If we create separate maps for each fhir version, the maintenance extends to ensuring implementation guide versions and maps don't drift apart. All possible, just a pain.
Thanks
Rob Hausam (Apr 27 2020 at 04:17):
Yes, I agree there could still be a future backwards incompatible change to the underlying code system. But actually following this change that was made for R4 I think that seems relatively unlikely, and with decreasing likelihood as the Immunization resource matures.

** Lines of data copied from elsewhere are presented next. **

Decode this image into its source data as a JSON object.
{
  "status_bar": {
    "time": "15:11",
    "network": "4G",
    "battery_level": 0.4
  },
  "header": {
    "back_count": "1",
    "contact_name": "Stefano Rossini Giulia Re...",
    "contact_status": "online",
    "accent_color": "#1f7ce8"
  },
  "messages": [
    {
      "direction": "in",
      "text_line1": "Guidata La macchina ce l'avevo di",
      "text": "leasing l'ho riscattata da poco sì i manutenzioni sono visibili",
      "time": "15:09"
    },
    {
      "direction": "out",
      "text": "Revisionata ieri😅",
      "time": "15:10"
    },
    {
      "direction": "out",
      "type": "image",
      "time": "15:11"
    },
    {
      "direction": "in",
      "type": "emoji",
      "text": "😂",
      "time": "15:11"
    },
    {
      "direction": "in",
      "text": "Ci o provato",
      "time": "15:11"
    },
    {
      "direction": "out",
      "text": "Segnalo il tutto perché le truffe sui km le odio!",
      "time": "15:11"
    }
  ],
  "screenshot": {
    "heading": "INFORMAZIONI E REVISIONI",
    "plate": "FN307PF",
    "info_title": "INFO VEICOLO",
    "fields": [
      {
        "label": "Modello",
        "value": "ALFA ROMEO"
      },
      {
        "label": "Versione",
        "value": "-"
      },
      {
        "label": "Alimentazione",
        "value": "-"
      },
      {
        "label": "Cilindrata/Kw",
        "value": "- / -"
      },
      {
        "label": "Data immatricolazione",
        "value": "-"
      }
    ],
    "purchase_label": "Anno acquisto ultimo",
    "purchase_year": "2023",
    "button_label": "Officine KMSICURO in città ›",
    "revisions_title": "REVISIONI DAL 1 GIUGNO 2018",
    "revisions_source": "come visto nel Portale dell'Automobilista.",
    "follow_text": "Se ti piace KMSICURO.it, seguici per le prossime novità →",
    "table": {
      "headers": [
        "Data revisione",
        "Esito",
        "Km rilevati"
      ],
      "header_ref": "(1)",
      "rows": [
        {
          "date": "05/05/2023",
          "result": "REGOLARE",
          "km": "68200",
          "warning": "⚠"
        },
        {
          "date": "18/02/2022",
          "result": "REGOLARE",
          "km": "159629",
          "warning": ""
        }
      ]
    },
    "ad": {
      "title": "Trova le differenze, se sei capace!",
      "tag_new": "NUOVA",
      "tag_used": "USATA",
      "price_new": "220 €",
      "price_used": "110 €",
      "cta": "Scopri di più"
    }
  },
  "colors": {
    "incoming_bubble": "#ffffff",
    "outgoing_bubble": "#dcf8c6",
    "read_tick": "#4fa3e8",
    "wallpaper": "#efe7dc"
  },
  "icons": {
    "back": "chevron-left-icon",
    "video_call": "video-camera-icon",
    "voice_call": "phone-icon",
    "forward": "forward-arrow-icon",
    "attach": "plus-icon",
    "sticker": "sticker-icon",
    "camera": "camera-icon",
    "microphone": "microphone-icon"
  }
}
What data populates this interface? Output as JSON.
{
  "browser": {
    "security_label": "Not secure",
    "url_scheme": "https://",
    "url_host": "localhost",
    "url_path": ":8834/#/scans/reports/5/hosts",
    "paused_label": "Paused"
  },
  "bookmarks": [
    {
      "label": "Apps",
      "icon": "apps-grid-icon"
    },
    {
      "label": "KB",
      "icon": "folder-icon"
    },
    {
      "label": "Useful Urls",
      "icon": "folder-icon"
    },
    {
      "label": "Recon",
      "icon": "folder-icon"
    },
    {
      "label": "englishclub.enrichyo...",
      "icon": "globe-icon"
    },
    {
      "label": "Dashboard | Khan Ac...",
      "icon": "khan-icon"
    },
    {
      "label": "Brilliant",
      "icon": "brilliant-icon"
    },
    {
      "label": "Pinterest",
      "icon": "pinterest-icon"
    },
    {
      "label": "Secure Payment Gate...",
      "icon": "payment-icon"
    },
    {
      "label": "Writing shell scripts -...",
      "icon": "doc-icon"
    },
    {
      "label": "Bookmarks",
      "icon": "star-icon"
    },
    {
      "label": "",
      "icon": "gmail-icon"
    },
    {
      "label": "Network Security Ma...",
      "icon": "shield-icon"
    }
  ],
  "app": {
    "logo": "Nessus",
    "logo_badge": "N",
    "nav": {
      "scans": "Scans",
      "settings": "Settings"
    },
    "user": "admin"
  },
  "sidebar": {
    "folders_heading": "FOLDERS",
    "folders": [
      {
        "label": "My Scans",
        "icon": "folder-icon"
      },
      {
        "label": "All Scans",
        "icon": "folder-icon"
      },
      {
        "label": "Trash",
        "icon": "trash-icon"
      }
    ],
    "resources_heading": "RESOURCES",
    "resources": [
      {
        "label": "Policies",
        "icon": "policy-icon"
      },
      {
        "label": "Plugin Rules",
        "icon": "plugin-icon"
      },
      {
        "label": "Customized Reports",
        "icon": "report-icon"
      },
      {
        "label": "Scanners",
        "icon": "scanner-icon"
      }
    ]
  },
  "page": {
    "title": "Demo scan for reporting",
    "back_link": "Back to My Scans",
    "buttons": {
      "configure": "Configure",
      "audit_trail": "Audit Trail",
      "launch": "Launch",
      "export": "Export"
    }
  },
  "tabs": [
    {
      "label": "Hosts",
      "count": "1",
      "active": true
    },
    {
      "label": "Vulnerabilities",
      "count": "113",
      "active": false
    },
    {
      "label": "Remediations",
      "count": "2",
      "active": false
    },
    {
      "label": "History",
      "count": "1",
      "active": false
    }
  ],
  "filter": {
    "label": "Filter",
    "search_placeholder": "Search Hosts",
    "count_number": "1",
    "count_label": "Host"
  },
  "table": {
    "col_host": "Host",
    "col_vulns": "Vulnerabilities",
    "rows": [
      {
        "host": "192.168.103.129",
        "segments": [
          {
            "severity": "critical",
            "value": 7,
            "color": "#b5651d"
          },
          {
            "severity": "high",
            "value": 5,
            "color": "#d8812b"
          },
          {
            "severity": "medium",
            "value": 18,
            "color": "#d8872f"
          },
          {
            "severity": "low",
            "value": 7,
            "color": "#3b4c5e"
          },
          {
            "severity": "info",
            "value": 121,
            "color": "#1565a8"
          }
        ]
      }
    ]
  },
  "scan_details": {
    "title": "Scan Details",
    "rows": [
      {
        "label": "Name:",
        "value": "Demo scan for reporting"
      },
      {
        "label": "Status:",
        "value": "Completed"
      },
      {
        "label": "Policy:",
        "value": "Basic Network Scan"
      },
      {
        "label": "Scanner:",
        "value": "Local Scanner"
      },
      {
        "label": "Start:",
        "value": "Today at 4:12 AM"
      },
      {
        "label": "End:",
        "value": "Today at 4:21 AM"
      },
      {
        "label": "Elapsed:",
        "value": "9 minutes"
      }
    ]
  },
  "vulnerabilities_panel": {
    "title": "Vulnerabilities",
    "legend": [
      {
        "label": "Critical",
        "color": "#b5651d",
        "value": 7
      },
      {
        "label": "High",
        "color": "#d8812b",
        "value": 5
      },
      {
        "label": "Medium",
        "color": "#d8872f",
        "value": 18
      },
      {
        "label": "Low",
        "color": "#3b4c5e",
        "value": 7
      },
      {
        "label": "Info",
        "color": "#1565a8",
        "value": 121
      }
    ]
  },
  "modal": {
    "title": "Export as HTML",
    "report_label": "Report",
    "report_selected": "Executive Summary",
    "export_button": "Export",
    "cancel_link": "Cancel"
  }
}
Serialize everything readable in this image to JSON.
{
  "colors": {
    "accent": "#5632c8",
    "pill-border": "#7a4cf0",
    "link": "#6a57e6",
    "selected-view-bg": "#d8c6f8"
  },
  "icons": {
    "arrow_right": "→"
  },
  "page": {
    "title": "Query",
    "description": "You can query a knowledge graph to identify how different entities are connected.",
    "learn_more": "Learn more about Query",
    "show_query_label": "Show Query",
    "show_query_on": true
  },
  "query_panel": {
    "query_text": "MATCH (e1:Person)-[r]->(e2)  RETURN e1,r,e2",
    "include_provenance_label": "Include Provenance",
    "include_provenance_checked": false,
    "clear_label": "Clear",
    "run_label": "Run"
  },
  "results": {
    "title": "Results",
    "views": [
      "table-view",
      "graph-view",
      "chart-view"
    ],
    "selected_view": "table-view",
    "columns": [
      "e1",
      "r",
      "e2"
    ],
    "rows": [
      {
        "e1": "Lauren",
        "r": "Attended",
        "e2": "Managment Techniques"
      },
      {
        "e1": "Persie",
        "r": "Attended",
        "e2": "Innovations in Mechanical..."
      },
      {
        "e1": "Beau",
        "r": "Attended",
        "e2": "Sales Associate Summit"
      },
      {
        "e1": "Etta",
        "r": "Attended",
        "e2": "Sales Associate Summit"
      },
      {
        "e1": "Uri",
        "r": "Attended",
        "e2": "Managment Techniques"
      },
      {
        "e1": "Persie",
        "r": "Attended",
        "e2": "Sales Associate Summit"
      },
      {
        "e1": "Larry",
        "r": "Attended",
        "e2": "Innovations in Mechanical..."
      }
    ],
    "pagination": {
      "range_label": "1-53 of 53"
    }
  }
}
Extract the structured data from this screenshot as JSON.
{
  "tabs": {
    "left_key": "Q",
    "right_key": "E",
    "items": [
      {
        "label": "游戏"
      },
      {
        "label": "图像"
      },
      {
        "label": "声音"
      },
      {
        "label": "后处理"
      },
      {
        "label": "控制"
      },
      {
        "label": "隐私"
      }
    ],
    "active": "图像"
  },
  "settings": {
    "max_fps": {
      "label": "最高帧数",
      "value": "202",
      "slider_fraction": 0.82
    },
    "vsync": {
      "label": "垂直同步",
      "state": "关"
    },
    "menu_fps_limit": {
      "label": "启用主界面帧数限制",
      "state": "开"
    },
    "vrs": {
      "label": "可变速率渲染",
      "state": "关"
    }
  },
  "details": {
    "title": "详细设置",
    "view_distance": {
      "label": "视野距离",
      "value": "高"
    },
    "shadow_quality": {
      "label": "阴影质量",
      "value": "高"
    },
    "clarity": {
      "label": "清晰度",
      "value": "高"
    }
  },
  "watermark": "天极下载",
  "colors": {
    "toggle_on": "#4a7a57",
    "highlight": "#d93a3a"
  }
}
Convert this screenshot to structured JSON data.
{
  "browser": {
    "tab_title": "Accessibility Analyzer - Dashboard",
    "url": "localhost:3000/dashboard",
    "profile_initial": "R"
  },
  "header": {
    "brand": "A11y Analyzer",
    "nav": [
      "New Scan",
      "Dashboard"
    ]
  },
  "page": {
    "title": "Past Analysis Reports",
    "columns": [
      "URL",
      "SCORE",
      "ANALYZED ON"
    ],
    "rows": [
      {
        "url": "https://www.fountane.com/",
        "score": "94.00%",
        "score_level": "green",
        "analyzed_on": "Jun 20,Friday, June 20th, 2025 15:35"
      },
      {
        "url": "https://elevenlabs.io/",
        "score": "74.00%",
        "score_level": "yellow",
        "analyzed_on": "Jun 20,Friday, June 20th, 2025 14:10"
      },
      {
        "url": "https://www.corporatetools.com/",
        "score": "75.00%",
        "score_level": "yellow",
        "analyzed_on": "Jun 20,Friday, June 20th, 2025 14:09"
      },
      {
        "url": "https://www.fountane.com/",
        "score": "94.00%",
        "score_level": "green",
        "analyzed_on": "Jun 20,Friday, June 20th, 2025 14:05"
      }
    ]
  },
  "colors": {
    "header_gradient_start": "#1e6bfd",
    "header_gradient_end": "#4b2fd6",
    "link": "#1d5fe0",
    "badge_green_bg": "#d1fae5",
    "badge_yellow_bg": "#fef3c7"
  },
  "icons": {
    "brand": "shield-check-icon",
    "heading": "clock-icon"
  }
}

Michael Lawley (Apr 27 2020 at 04:20):
It's interesting that this text https://www.hl7.org/fhir/resource.html#versions explicitly says:
For the kind of resources that have canonical URLs, this specification recommends that implementers follow the Semantic Versioning principles, but does not require this. Implementers should consider, however, making the MAJOR version part of the canonical URL rather than putting it in [Resource].version.
But the FHIR spec itself doesn't do this.
Liam Barnes (Apr 27 2020 at 04:36):
Yeah there are some terminology resources you get the vibe are stable and others aren't. Immunization status is an example but we have several different concept maps (and value sets) dependent on fhir content so would be good to have something predictable.